Certainly, some novelists are successfully writing for the “contemporary interest”: the short prose of some recent novels, the focused pieces of others, and the short chapters of numerous recent stories are all a impressive showcase for a briefer form and method. Additionally there is an abundance of writing advice aimed at capturing a reader: refine that initial phrase, polish that start, raise the tension (higher! more!) and, if writing crime, place a dead body on the beginning. This advice is completely good – a potential publisher, publisher or reader will use only a few precious moments determining whether or not to continue. There's no benefit in being obstinate, like the writer on a workshop I joined who, when questioned about the plot of their novel, stated that “the meaning emerges about 75% of the into the story”. No author should subject their audience through a series of 12 labours in order to be understood.

Writing to Be Clear and Granting Time

Yet I absolutely create to be clear, as far as that is achievable. Sometimes that demands guiding the reader's attention, guiding them through the narrative point by succinct step. Sometimes, I've discovered, insight requires patience – and I must allow me (and other creators) the permission of wandering, of adding depth, of digressing, until I hit upon something authentic. One writer argues for the story developing fresh structures and that, instead of the traditional plot structure, “other structures might enable us imagine novel approaches to make our stories alive and authentic, continue making our works original”.

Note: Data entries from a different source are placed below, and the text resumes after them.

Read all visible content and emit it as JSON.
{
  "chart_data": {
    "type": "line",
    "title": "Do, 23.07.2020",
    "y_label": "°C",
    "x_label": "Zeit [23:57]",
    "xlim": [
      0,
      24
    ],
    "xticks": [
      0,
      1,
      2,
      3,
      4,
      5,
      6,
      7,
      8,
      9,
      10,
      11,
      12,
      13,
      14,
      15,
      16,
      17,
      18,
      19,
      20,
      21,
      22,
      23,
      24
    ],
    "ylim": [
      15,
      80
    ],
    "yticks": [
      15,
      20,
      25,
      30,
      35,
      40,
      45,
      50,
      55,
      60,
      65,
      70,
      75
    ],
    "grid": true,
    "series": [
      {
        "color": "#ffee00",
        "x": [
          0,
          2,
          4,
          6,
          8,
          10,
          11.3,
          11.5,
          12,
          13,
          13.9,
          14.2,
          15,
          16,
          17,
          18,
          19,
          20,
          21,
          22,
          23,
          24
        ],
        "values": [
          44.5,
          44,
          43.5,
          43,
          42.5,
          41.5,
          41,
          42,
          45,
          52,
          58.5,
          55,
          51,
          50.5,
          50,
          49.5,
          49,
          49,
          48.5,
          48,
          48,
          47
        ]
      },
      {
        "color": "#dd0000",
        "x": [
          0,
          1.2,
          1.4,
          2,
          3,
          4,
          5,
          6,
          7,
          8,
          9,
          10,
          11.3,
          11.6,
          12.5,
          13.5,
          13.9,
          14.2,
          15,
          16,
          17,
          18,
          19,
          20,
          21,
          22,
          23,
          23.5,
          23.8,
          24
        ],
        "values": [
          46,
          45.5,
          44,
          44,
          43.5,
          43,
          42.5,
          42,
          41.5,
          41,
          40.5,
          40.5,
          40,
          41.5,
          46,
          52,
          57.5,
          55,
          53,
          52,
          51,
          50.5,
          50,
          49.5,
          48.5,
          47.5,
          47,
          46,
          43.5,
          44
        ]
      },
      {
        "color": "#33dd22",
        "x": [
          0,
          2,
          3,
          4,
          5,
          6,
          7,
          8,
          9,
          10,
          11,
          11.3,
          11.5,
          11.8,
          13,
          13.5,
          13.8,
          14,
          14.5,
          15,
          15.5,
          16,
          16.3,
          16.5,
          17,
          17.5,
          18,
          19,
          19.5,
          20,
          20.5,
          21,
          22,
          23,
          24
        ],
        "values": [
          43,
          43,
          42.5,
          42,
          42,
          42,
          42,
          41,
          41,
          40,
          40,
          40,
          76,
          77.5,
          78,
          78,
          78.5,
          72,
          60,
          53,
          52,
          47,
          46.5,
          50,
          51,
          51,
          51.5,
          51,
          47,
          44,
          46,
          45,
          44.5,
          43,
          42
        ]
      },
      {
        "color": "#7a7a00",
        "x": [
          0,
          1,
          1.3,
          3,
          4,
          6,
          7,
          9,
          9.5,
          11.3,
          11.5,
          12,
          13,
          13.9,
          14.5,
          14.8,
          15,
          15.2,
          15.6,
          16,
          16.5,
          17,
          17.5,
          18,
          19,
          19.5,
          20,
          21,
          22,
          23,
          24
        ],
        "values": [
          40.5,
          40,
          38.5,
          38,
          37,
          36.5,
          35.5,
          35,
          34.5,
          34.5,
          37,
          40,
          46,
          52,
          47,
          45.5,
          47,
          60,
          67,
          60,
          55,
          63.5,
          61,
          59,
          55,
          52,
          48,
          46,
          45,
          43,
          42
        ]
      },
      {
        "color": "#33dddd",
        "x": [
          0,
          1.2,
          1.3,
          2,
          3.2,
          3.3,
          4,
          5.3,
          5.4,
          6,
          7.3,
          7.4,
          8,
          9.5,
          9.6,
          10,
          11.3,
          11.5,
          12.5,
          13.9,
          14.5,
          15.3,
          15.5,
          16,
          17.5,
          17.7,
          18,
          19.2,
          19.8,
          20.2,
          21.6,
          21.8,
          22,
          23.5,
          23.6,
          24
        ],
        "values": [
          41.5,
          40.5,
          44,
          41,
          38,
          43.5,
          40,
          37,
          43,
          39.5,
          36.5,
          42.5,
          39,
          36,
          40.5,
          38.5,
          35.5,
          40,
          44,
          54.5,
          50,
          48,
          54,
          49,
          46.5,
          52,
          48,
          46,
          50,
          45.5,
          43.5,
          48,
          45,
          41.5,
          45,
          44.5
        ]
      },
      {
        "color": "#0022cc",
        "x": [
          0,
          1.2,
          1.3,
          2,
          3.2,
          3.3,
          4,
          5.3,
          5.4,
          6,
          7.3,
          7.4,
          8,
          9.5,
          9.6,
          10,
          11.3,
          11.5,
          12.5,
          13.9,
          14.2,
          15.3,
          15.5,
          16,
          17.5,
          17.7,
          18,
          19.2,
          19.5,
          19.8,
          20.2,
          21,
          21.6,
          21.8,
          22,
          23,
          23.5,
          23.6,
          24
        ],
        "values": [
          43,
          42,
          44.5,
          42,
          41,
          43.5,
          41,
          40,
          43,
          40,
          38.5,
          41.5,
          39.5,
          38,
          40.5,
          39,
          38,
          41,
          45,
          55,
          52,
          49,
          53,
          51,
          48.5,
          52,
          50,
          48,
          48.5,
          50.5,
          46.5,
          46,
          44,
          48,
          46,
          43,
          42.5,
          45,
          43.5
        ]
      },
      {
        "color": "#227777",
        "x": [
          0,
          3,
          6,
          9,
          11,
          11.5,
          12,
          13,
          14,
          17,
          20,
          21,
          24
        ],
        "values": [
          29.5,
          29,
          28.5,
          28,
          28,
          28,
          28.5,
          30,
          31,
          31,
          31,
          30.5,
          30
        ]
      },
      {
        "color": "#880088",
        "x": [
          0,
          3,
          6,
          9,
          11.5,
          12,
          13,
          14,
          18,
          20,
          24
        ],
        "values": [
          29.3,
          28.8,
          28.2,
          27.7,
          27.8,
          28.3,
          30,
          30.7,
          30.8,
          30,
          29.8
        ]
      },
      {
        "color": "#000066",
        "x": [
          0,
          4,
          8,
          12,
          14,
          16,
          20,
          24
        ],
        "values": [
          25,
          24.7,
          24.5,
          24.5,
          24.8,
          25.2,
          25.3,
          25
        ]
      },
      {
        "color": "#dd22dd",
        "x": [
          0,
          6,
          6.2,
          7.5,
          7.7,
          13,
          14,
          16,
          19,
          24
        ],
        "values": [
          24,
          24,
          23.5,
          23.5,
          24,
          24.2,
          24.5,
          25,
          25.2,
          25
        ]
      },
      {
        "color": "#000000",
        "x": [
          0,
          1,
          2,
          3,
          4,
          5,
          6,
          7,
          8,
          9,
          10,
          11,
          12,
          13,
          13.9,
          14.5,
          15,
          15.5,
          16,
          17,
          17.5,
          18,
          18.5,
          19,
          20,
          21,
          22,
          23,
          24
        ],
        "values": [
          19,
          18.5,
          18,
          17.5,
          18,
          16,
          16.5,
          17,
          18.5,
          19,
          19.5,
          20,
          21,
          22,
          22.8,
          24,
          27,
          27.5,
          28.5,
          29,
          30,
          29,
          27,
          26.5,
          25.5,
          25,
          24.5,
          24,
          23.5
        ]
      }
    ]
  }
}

Transformation of the Novel and Modern Platforms

From that perspective, the two opinions align – the novel may have to evolve to suit the modern reader, as it has repeatedly achieved since it originated in the 1700s (as we know it currently). Maybe, like previous writers, future creators will go back to serialising their works in newspapers. The future such authors may currently be releasing their content, section by section, on web-based services like those used by millions of monthly readers. Art forms shift with the era and we should allow them.

Beyond Brief Concentration

Yet we should not say that all shifts are completely because of shorter concentration. Were that true, short story collections and micro tales would be viewed considerably more {commercial|profitable|marketable

Anna Bender
Anna Bender

A passionate gamer and tech reviewer with over a decade of experience in competitive gaming hardware analysis.